Midway through Julia Claiborne Johnson’s second novel, Better Luck Next Time, two women show up at a masquerade dance wearing costumes they have stolen from a local college production of A Midsummer Night’s Dream. One is dressed as a fairy, “a gossamer costume” with “glittery wings”; the other wears Bottom’s papier-mâché donkey’s head, “a string of pearls, and nothing else.” Both, it hardly bears mentioning, are intoxicated.
This tableau, naughtily comic and psychologically unsettling, offers an accurate snapshot of the novel, a work that invites comparisons to Shakespeare’s madcap comedies. Characters meet in exotic settings where they fall in love, undergo transformations, and endure sudden reversals before returning to the real world. The key difference is that, whereas Shakespearean comedies end in weddings, Johnson’s characters are trying to get divorced.
Better Luck Next Time is set in 1938 at a “divorce ranch” in Reno, where unhappy wives can establish residence by staying in Nevada for six weeks, after which they can legally start their lives over. Johnson begins the story in 1988, when an unnamed interviewer tracks down Ward Bennett, a hand at the Flying Leap Dude Ranch 50 years earlier, and asks him about his experiences with two women, Emily Sommer and Nina O’Malley, who feature in a photograph the interviewer shows Ward (no costumes, no nudity — those come later).
After working at the Flying Leap, Ward fights in World War II and goes to medical school on the G.I. Bill. Now retired after decades of practice in his Tennessee hometown, Ward is pleased to talk about those long-ago weeks with Emily and Nina, who had a profound impact on his life. “I think I learned more about the subtleties of suffering and the milk of human kindness working on that ranch than I did in all the years that came after,” Ward says. Enraptured by his memories, he doesn’t inquire about the interviewer’s connection to the women. Johnson withholds that information until the very end, a revelation that causes Ward, and readers, to re-evaluate the entire story.

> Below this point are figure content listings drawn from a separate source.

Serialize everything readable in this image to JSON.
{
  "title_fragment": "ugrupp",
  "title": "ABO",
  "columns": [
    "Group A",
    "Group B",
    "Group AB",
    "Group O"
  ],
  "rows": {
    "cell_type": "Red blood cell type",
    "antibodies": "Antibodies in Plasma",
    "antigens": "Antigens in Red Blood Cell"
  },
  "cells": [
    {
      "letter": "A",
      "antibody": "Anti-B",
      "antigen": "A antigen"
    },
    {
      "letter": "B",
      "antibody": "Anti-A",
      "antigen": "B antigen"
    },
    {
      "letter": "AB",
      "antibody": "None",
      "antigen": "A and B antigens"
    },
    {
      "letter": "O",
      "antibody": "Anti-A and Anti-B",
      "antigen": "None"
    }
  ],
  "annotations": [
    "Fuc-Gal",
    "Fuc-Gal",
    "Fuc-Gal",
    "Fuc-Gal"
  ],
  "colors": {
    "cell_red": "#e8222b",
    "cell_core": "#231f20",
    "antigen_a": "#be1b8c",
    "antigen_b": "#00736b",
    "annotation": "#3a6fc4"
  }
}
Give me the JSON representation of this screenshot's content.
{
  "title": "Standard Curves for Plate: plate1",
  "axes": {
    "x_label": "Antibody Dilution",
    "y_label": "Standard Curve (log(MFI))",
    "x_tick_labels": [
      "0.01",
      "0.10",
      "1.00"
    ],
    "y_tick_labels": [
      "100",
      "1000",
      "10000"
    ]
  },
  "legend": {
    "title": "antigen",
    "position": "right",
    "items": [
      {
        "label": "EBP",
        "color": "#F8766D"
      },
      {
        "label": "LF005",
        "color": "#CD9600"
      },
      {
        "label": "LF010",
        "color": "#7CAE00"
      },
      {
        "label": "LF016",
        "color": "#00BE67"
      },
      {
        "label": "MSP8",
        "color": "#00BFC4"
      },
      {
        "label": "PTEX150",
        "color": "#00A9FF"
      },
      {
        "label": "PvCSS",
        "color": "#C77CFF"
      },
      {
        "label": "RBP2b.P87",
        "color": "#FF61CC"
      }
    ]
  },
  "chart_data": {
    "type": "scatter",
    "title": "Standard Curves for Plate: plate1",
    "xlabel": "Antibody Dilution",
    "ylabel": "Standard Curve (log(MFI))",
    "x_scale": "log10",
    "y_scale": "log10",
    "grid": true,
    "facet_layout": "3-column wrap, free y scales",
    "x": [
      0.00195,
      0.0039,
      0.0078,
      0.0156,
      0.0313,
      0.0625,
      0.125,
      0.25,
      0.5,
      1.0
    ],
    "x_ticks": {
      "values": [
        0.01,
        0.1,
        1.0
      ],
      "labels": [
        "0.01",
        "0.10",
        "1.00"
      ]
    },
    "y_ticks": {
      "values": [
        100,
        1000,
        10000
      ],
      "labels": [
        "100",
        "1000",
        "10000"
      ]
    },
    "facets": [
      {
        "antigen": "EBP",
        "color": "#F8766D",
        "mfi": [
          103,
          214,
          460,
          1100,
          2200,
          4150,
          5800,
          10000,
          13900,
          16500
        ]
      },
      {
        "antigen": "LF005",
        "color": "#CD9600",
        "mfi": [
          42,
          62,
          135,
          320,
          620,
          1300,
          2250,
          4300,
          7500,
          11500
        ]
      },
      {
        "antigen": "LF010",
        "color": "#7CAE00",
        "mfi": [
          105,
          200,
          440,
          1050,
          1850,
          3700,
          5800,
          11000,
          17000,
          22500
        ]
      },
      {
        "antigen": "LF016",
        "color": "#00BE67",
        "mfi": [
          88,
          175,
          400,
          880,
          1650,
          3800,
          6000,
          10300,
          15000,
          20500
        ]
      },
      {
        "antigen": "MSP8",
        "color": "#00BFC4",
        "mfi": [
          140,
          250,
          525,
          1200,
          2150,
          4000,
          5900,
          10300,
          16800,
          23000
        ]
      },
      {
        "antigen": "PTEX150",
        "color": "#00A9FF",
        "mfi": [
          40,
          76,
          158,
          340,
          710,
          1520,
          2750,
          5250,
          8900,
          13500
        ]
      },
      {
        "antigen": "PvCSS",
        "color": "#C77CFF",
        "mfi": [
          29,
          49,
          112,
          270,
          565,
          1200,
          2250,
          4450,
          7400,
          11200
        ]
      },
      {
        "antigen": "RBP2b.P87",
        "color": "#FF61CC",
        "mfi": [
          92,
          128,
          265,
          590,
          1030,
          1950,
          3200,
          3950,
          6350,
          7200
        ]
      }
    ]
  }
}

What gives Johnson’s novel its spritely appeal is the instant camaraderie that springs up among the principals. Nina, tall and blonde, and Emily, a short brunette, immediately sense they are spiritual sisters with complementary personalities. Nina, a pilot and “stem winder” who craves adventure, teaches Emily to be brave, to act on her desires. Emily, a loving mother who has borne the disappointment of a lecherous husband, keeps Nina tethered to reality. They rope Ward into their hijinks, and soon the gang of three is larking around the Nevada desert, often at night, like teenagers at summer camp.
Even during the most ecstatic of the trio’s escapades, Johnson, a Tennessee native, suggests that dark undercurrents plague Nina’s and Emily’s privileged lives. Nina revels in her reputation as a maneater who is ready to discard husband number three, but at night she reveals her struggles. “The truth is I want to cry all day, every day,” Nina tells Emily and Ward. “But I fight it. Usually I do a pretty good job of beating back despair.” She is a woman ahead of her time, a maverick explorer who identifies with Gary Cooper, not Betty Grable. (As in Be Frank with Me, Johnson’s first novel, references to Hollywood abound in Better Luck Next Time.) Nina’s predicament is exacerbated by the fact that her current husband, a gentle soul whom she truly loves, prefers the company of men.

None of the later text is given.